The Deferred Action for Childhood Arrivals (DACA) program aims to protect from deportation undocumented immigrants who came to the U.S. as minors. Photo by Max Ostrozhinskiy on Unsplash

For the last 4 years, Ana Alvarez has lived in fear. She’s worried about a presidential administration that threatened to repeal the laws that shielded her from deportation and gave her a work visa. That administration is on its way out. “I can finally get some sleep, for the last few years I’ve been in fear that I could lose everything at any second,” she said.

In early December, U.S District Judge Nicholas G. Garaufis, in the Eastern District of New York, ordered the Trump Administration to reinstate the DACA Program. As a result, the Trump administration began to process renewals and applications. President Barak Obama set up the Deferred Action for Childhood Arrivals (DACA) program in 2012. It aimed to protect from deportation undocumented immigrants who came to the U.S. as minors.

The restoration of the program is a major victory for more than 640,000 current DACA recipients. “Every time the outgoing administration tried to use young immigrants as political scapegoats, they defiled the values of our nation. The court’s order makes clear that fairness, inclusion, and compassion matter,” said New York State Attorney General Letitia James, who challenged the Trump administration’s push to end DACA.

Alvarez is one of the millions of immigrant children in the country who have only ever known life in the U.S. but are considered illegal by the government.

“I came to the United States when I was nine-months-old, in a suitcase … I have been here all my life, in California, but I never knew I was undocumented until my freshman year of high school,” Alvarez said.

Without DACA and being undocumented means Alvarez can’t receive financial aid. She doesn’t have a social security number. She can’t apply for a green card, and many colleges would require her to pay “out of state” tuition.

In 2012, in her senior year of high school, she applied to be a DACA recipient. It cost $500 just to apply. Her parents paid the fee as a birthday gift to her. Once Alvarez was accepted, she was able to attend San Diego State University. However, from the moment President Trump entered office she felt terrified that, at any moment, every right could be taken away from her. Alvarez hopes the incoming administration will make necessary changes to DACA and offer recipients a road to citizenship and access to use government programs.

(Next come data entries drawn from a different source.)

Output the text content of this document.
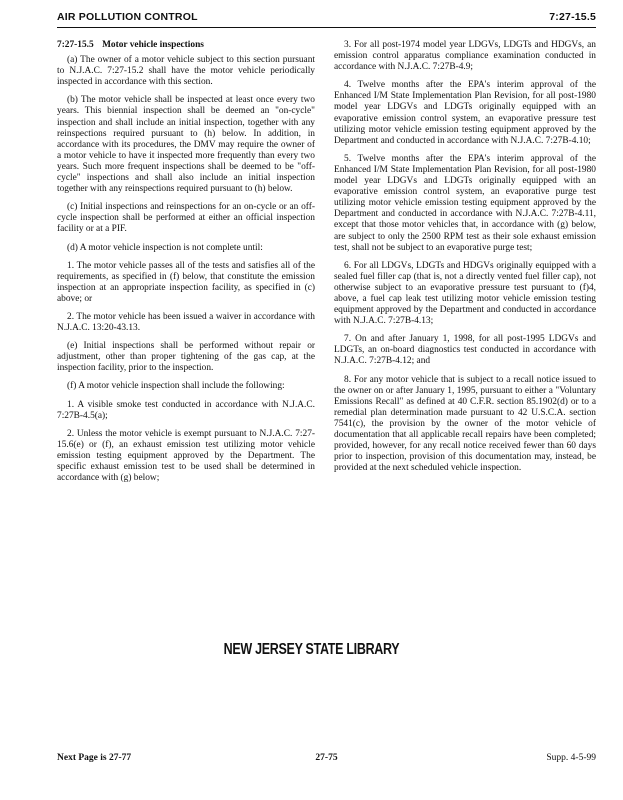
AIR POLLUTION CONTROL	7:27-15.5

7:27-15.5 Motor vehicle inspections

(a) The owner of a motor vehicle subject to this section pursuant to N.J.A.C. 7:27-15.2 shall have the motor vehicle periodically inspected in accordance with this section.

(b) The motor vehicle shall be inspected at least once every two years. This biennial inspection shall be deemed an "on-cycle" inspection and shall include an initial inspection, together with any reinspections required pursuant to (h) below. In addition, in accordance with its procedures, the DMV may require the owner of a motor vehicle to have it inspected more frequently than every two years. Such more frequent inspections shall be deemed to be "off-cycle" inspections and shall also include an initial inspection together with any reinspections required pursuant to (h) below.

(c) Initial inspections and reinspections for an on-cycle or an off-cycle inspection shall be performed at either an official inspection facility or at a PIF.

(d) A motor vehicle inspection is not complete until:

1. The motor vehicle passes all of the tests and satisfies all of the requirements, as specified in (f) below, that constitute the emission inspection at an appropriate inspection facility, as specified in (c) above; or

2. The motor vehicle has been issued a waiver in accordance with N.J.A.C. 13:20-43.13.

(e) Initial inspections shall be performed without repair or adjustment, other than proper tightening of the gas cap, at the inspection facility, prior to the inspection.

(f) A motor vehicle inspection shall include the following:

1. A visible smoke test conducted in accordance with N.J.A.C. 7:27B-4.5(a);

2. Unless the motor vehicle is exempt pursuant to N.J.A.C. 7:27-15.6(e) or (f), an exhaust emission test utilizing motor vehicle emission testing equipment approved by the Department. The specific exhaust emission test to be used shall be determined in accordance with (g) below;

3. For all post-1974 model year LDGVs, LDGTs and HDGVs, an emission control apparatus compliance examination conducted in accordance with N.J.A.C. 7:27B-4.9;

4. Twelve months after the EPA's interim approval of the Enhanced I/M State Implementation Plan Revision, for all post-1980 model year LDGVs and LDGTs originally equipped with an evaporative emission control system, an evaporative pressure test utilizing motor vehicle emission testing equipment approved by the Department and conducted in accordance with N.J.A.C. 7:27B-4.10;

5. Twelve months after the EPA's interim approval of the Enhanced I/M State Implementation Plan Revision, for all post-1980 model year LDGVs and LDGTs originally equipped with an evaporative emission control system, an evaporative purge test utilizing motor vehicle emission testing equipment approved by the Department and conducted in accordance with N.J.A.C. 7:27B-4.11, except that those motor vehicles that, in accordance with (g) below, are subject to only the 2500 RPM test as their sole exhaust emission test, shall not be subject to an evaporative purge test;

6. For all LDGVs, LDGTs and HDGVs originally equipped with a sealed fuel filler cap (that is, not a directly vented fuel filler cap), not otherwise subject to an evaporative pressure test pursuant to (f)4, above, a fuel cap leak test utilizing motor vehicle emission testing equipment approved by the Department and conducted in accordance with N.J.A.C. 7:27B-4.13;

7. On and after January 1, 1998, for all post-1995 LDGVs and LDGTs, an on-board diagnostics test conducted in accordance with N.J.A.C. 7:27B-4.12; and

8. For any motor vehicle that is subject to a recall notice issued to the owner on or after January 1, 1995, pursuant to either a "Voluntary Emissions Recall" as defined at 40 C.F.R. section 85.1902(d) or to a remedial plan determination made pursuant to 42 U.S.C.A. section 7541(c), the provision by the owner of the motor vehicle of documentation that all applicable recall repairs have been completed; provided, however, for any recall notice received fewer than 60 days prior to inspection, provision of this documentation may, instead, be provided at the next scheduled vehicle inspection.

NEW JERSEY STATE LIBRARY
Next Page is 27-77	27-75	Supp. 4-5-99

To be eligible for DACA, applicants must have arrived in the U.S. before they were 16, lived in the country since at least 2007, and earned a high school diploma, a GED or served in the military. DACA does not allow its recipients to request green cards or U.S citizenship. They must renew every two years. That’s why the suspension of the program was so frightening for Alvarez.

Since the program began, 825,000 have received DACA status, and the Migration Policy Institute, a policy think tank, estimates that an additional 685,000 meet the criteria to apply for DACA.